Getting Ready for SaaS
On the enterprise side, CIOs need to make sure the IT architecture evolves with the dynamics of the SaaS industry. While it’s difficult to cope with the fast pace of technology, CIOs should not ignore the benefits of engaging with the SaaS evolution, such as innovation and specialization. Here are some recommendations for CIOs to follow.
- Stay informed about the sea of SaaS products: In the world of ultra-digitization and hyper-personalization, it’s critical to monitor the pulse of the crowded SaaS marketplace. There are still hundreds of “enablers” (those that produce complementary applications) and “disrupters” (those that dismantle traditional SaaS products and build their own marketplace). A leading Canadian financial services firm has an “Advanced SaaS Radar” team that keeps track of trending products (industry SaaS and micro SaaS) in their areas of interest (commerce cloud and finance) to continuously assess their potential fit. The team reports on a quarterly basis to the global CIO, describing the top-of the chart products, their specialty, how well they’d fit into the organization and the changes that would be required for adoption.

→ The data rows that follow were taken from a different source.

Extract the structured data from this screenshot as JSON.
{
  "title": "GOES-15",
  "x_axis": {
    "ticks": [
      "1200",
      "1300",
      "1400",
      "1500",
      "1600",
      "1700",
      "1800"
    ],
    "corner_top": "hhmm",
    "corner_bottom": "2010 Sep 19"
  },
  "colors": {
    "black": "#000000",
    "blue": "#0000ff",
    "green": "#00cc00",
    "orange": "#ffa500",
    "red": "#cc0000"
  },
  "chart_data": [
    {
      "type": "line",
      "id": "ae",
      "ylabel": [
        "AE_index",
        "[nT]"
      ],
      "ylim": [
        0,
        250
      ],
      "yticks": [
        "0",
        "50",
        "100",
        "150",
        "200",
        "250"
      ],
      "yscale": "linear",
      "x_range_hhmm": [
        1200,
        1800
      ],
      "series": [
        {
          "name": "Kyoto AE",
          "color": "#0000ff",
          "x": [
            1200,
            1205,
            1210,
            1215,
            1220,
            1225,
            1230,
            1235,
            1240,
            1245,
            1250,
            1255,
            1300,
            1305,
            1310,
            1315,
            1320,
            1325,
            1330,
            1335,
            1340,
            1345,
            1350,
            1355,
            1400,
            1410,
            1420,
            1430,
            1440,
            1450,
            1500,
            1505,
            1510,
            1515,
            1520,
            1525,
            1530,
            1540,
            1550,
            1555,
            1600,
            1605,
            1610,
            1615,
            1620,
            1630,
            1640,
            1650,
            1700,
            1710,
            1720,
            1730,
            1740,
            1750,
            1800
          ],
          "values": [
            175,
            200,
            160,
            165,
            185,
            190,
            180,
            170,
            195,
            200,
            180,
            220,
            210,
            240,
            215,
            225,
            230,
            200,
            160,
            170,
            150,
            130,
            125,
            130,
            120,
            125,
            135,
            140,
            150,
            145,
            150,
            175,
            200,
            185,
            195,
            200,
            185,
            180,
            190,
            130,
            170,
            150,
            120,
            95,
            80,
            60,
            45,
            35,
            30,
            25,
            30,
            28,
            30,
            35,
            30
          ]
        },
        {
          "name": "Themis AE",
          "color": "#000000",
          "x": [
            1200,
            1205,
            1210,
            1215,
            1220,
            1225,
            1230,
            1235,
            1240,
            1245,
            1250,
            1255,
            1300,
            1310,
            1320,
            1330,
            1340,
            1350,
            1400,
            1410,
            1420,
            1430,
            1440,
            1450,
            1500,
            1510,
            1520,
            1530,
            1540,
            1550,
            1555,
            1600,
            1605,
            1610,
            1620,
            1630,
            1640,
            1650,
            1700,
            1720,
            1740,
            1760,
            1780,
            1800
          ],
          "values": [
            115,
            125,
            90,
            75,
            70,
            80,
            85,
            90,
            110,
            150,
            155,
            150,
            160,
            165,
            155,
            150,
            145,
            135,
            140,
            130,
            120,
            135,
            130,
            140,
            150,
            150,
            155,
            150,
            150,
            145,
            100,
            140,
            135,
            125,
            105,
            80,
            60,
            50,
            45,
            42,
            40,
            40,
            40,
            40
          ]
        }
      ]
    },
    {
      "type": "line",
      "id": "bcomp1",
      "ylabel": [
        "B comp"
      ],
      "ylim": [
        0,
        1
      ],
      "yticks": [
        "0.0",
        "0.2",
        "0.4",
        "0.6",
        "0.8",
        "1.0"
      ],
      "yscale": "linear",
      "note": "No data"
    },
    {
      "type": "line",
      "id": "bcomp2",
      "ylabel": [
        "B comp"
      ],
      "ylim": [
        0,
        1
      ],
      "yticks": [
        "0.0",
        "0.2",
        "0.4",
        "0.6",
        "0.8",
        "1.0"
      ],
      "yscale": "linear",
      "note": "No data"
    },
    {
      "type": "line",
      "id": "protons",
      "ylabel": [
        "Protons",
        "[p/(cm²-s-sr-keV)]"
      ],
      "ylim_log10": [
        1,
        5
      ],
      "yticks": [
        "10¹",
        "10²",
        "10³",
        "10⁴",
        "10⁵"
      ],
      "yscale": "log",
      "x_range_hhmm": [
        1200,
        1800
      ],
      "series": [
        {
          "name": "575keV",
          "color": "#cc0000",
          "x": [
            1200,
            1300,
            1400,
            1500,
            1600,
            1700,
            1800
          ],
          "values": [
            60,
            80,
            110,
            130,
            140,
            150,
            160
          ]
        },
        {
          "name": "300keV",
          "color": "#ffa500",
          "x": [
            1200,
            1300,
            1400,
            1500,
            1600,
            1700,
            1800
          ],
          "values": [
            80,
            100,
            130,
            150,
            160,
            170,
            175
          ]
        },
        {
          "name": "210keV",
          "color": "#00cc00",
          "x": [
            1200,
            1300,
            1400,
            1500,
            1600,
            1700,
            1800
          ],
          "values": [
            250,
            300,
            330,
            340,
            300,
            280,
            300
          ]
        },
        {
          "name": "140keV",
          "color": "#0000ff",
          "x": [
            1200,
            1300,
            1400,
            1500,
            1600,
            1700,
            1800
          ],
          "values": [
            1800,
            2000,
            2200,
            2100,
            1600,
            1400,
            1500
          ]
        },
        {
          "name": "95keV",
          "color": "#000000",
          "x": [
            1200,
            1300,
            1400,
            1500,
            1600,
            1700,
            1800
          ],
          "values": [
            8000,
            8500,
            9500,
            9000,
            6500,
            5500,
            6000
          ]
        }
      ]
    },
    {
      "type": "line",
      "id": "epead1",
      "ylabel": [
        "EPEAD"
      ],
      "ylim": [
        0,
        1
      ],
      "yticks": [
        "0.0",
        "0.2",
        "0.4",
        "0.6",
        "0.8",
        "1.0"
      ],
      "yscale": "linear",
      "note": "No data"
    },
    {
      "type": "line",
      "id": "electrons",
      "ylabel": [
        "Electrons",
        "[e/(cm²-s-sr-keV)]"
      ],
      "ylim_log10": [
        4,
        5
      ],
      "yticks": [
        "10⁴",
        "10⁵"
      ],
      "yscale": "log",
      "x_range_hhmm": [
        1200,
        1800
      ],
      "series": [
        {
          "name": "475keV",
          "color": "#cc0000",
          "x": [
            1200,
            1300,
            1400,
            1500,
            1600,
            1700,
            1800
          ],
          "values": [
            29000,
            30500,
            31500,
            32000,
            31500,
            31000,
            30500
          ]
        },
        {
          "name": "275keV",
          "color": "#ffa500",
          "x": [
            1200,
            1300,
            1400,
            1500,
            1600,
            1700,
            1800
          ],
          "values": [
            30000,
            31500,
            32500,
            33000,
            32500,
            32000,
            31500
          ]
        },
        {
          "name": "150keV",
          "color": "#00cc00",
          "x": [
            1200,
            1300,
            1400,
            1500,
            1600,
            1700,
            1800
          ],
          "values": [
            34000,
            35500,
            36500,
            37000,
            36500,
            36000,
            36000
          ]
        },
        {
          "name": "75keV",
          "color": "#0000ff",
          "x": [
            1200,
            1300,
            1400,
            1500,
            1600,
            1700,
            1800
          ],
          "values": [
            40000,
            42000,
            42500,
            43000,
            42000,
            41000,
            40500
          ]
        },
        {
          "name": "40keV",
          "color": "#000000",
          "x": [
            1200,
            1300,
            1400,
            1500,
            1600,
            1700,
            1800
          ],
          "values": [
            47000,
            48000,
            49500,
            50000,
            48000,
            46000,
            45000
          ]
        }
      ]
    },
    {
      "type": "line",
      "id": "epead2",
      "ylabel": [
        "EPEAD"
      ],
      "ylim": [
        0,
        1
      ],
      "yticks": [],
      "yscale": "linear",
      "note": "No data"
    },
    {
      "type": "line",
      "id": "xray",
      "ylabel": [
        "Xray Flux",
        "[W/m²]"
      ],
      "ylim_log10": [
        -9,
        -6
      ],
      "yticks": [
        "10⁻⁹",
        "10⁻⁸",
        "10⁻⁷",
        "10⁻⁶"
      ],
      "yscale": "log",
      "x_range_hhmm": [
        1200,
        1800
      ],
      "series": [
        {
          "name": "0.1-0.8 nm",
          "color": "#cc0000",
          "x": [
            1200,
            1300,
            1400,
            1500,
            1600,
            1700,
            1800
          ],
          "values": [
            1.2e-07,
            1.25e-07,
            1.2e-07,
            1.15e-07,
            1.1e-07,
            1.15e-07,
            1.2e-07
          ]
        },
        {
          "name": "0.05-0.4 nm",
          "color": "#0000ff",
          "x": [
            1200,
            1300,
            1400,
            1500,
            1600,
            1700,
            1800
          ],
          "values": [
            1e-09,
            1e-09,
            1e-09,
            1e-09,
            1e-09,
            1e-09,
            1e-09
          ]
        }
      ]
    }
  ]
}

- Technological flexibility and architectural fit: It’s important to have an enterprise technology environment that’s flexible enough to allow a variety of technology products to plug-and-play seamlessly. Infrastructure (i.e., the cloud choices the business has made), applications (the architectural underpinnings ) and data (modernized data that is democratized for access) should all be set up so that the enterprise’s SaaS adoption can evolve with advancements within the industry or service line.
The risk with the plug-and-play approach is that businesses could inadvertently adopt technologies in an ad hoc way to solve problems temporarily, resulting in performance and safety nightmares in the product adoption lifecycle. One of our clients, a U.S.-based drug manufacturer, has created a team of SaaS enterprise architects who continuously stress-test the business’s SaaS solution architecture on usage limits or breaking points, dependencies and performance against acceptable standards. This evaluation of architectural fitness enables the organization to understand its readiness if it needs to quickly implement a solution to respond to an urgent need.
- Addressing the skills demand: Domain (both industry and product) and technical skills are important to keep the SaaS adoption relevant. It’s critical for businesses to take a skills inventory, in terms of what they have now and what’s needed for the future. Having a talent strategy alongside the technology strategy is a must, especially with the ever-changing SaaS landscape.
- Knowledge management: With the advent of Agile and iterative development processes, knowledge management processes have become extremely important. When it comes to SaaS adoption and evolution, knowledge management is even more important for keeping the SaaS implementations active. For example, cloud-based SaaS products would go through multiple iterations to improve their efficiency. Without proper documentation of the SaaS adoption, it would be difficult to measure the ROI and evaluate the potential opportunities to maximize the returns.
As cloud security continues to improve, SaaS adoption will accelerate, spurring fast-paced change in enterprise IT. By remaining aware of changing trends, enterprise IT can design an open architecture that can be augmented with maturing and value-adding SaaS products. Such a “be-ready” attitude has never been more important.